Örneğin, Türkiye şimdi on yıllardır süren Batı Sahra ihtilafında karşıt taraflardaki komşu devletler olan Cezayir ve Fas'ı silahlandırıyor. Libya'da da benzer bir durumu var.
Türkiye'nin Libya'nın iç çatışmasına askeri müdahalesi, Trablus'taki BM tarafından tanınan hükümetin, Haftar'ın Libya Ulusal Ordusu'nu (LNA) bozguna uğratmasını sağladı.
Bu silahlar; 2020'de Başbakan Abdul Hamid Dibeybe liderliğindeki Ulusal Birlik Hükümeti (GNU) altındaki güçlerin Trablus'u ve batıyı kontrol etmesi ve doğudaki güçlerin durdurulmasını sağladı.
Son raporlar, Trablus'un TB2'den çok daha büyük ve daha gelişmiş olan Hürkuş uçaklarını ve Bayraktar Akıncı insansız hava araçlarınının da Libya tarafından satın alındığını iddia ediyor.
Royal United Services Institute'ta Libya uzmanı olan Jalel Harchaoui, Türkiye'nin Libya'daki askeri varlığının "zorlu ve belirleyici olmaya devam ettiğini" açıkladı.
Jalel Harchaoui MEE'ye verdiği demeçte; "Türkiye'nin Libya'daki mevcut misyonu şu anda yüzlerce subay ve diğer Türk personeli ve kapsamlı bir donanım dizisinden oluşuyor ve Türkiye'nin askeri caydırıcılığı olabildiğince etkili" ifadelerini kullandı.
Bununla birlikte, Libya silahlı grupları ile ülkedeki diğer gruplar arasında artan gerilimler var. 27 Ağustos'ta Trablus'ta meydana gelen çatışmalarda yaklaşık 40 Libyalı öldü.
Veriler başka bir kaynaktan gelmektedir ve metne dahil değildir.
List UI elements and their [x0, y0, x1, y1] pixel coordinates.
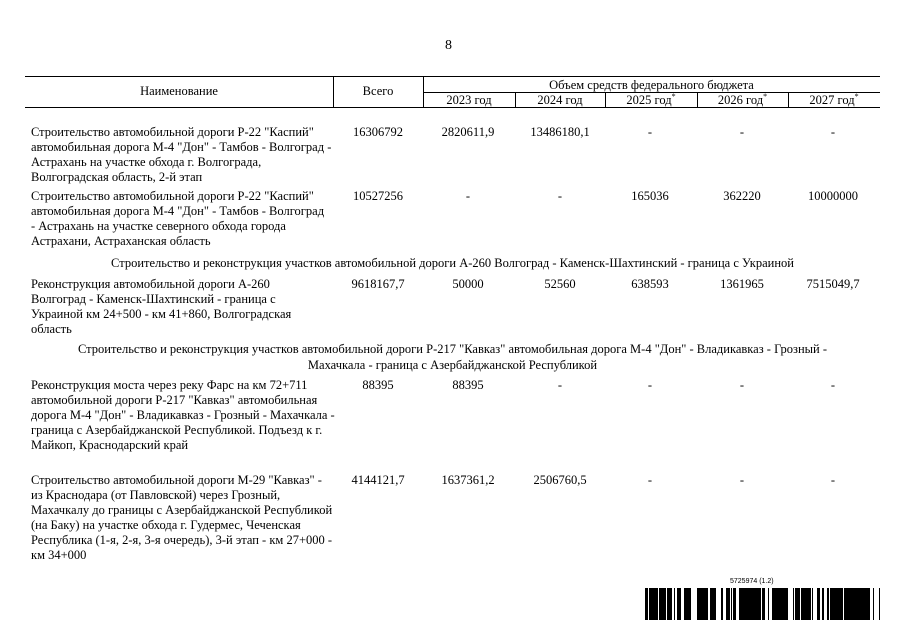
- row-2027: 7515049,7: [806, 277, 860, 291]
- header-top-rule: [25, 76, 880, 77]
- row-2023: 88395: [452, 378, 484, 392]
- row-2027: 10000000: [808, 189, 858, 203]
- row-2024: 2506760,5: [533, 473, 587, 487]
- row-2026: -: [739, 125, 745, 139]
- row-total: 4144121,7: [351, 473, 405, 487]
- row-2027: -: [830, 125, 836, 139]
- row-total: 9618167,7: [351, 277, 405, 291]
- row-2023: 50000: [452, 277, 484, 291]
- row-2026: -: [739, 473, 745, 487]
- row-2023: -: [465, 189, 471, 203]
- barcode-icon: [645, 588, 880, 620]
- header-year: 2027 год*: [809, 91, 859, 107]
- row-total: 88395: [362, 378, 394, 392]
- header-year: 2024 год: [537, 93, 583, 107]
- section-heading: Строительство и реконструкция участков автомобильной дороги Р-217 "Кавказ" автомобильная дорога М-4 "Дон" - Владикавказ - Грозный - Махачкала - граница с Азербайджанской Республикой: [77, 342, 828, 372]
- row-2024: -: [557, 189, 563, 203]
- row-2024: 52560: [544, 277, 576, 291]
- row-2025: 165036: [631, 189, 669, 203]
- header-total: Всего: [362, 84, 394, 98]
- row-2023: 1637361,2: [441, 473, 495, 487]
- header-budget: Объем средств федерального бюджета: [549, 78, 754, 92]
- row-2027: -: [830, 473, 836, 487]
- row-2027: -: [830, 378, 836, 392]
- row-name: Реконструкция автомобильной дороги А-260 Волгоград - Каменск-Шахтинский - граница с Украиной км 24+500 - км 41+860, Волгоградская область: [31, 277, 292, 336]
- header-year: 2023 год: [446, 93, 492, 107]
- row-name: Строительство автомобильной дороги Р-22 "Каспий" автомобильная дорога М-4 "Дон" - Тамбов - Волгоград - Астрахань на участке северного обхода города Астрахани, Астраханская область: [31, 189, 325, 248]
- row-2025: 638593: [631, 277, 669, 291]
- row-2025: -: [647, 125, 653, 139]
- row-name: Строительство автомобильной дороги М-29 "Кавказ" - из Краснодара (от Павловской) через Грозный, Махачкалу до границы с Азербайджанской Республикой (на Баку) на участке обхода г. Гудермес, Чеченская Республика (1-я, 2-я, 3-я очередь), 3-й этап - км 27+000 - км 34+000: [31, 473, 333, 562]
- header-year: 2026 год*: [717, 91, 768, 107]
- row-2023: 2820611,9: [441, 125, 495, 139]
- page-number: 8: [445, 38, 452, 53]
- row-2024: 13486180,1: [530, 125, 590, 139]
- row-total: 10527256: [353, 189, 403, 203]
- row-2025: -: [647, 378, 653, 392]
- row-2026: -: [739, 378, 745, 392]
- row-2024: -: [557, 378, 563, 392]
- section-heading: Строительство и реконструкция участков автомобильной дороги А-260 Волгоград - Каменск-Шахтинский - граница с Украиной: [111, 256, 794, 270]
- header-year: 2025 год*: [626, 91, 676, 107]
- header-name: Наименование: [140, 84, 218, 98]
- row-name: Строительство автомобильной дороги Р-22 "Каспий" автомобильная дорога М-4 "Дон" - Тамбов - Волгоград - Астрахань на участке обхода г. Волгограда, Волгоградская область, 2-й этап: [31, 125, 332, 184]
- row-2026: 362220: [723, 189, 761, 203]
- row-total: 16306792: [353, 125, 403, 139]
- row-name: Реконструкция моста через реку Фарс на км 72+711 автомобильной дороги Р-217 "Кавказ" автомобильная дорога М-4 "Дон" - Владикавказ - Грозный - Махачкала - граница с Азербайджанской Республикой. Подъезд к г. Майкоп, Краснодарский край: [31, 378, 335, 452]
- row-2026: 1361965: [720, 277, 764, 291]
- barcode-label: 5725974 (1.2): [730, 578, 774, 585]
- row-2025: -: [647, 473, 653, 487]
Harchaoui, bundan sonraki süreçte de daha da önemli çatışmaların "belirgin bir olasılık" olduğuna inanıyor.
Türk uzmanlar; bölgedeki Türkiye'nin askeri ayak izinin ve Türk silahlarının, ihraç edildikleri bölgelerin güvenlik ve istikrarına zarar vermek yerine katkıda bulunduğuna inanıyor.
Zira bu uzmanlara göre; "Türkiye'nin savunma sistemleri bölgede tıkanan mücadelelerin çözülmesine yardımcı oldu, bazı çatışmaların yayılmasını engelledi, bazı ülkelerde durumu istikrara kavuşturdu ve bazı ülkelerde İran ve Rusya gibi aktörlerin genişleyen rolünü engelledi."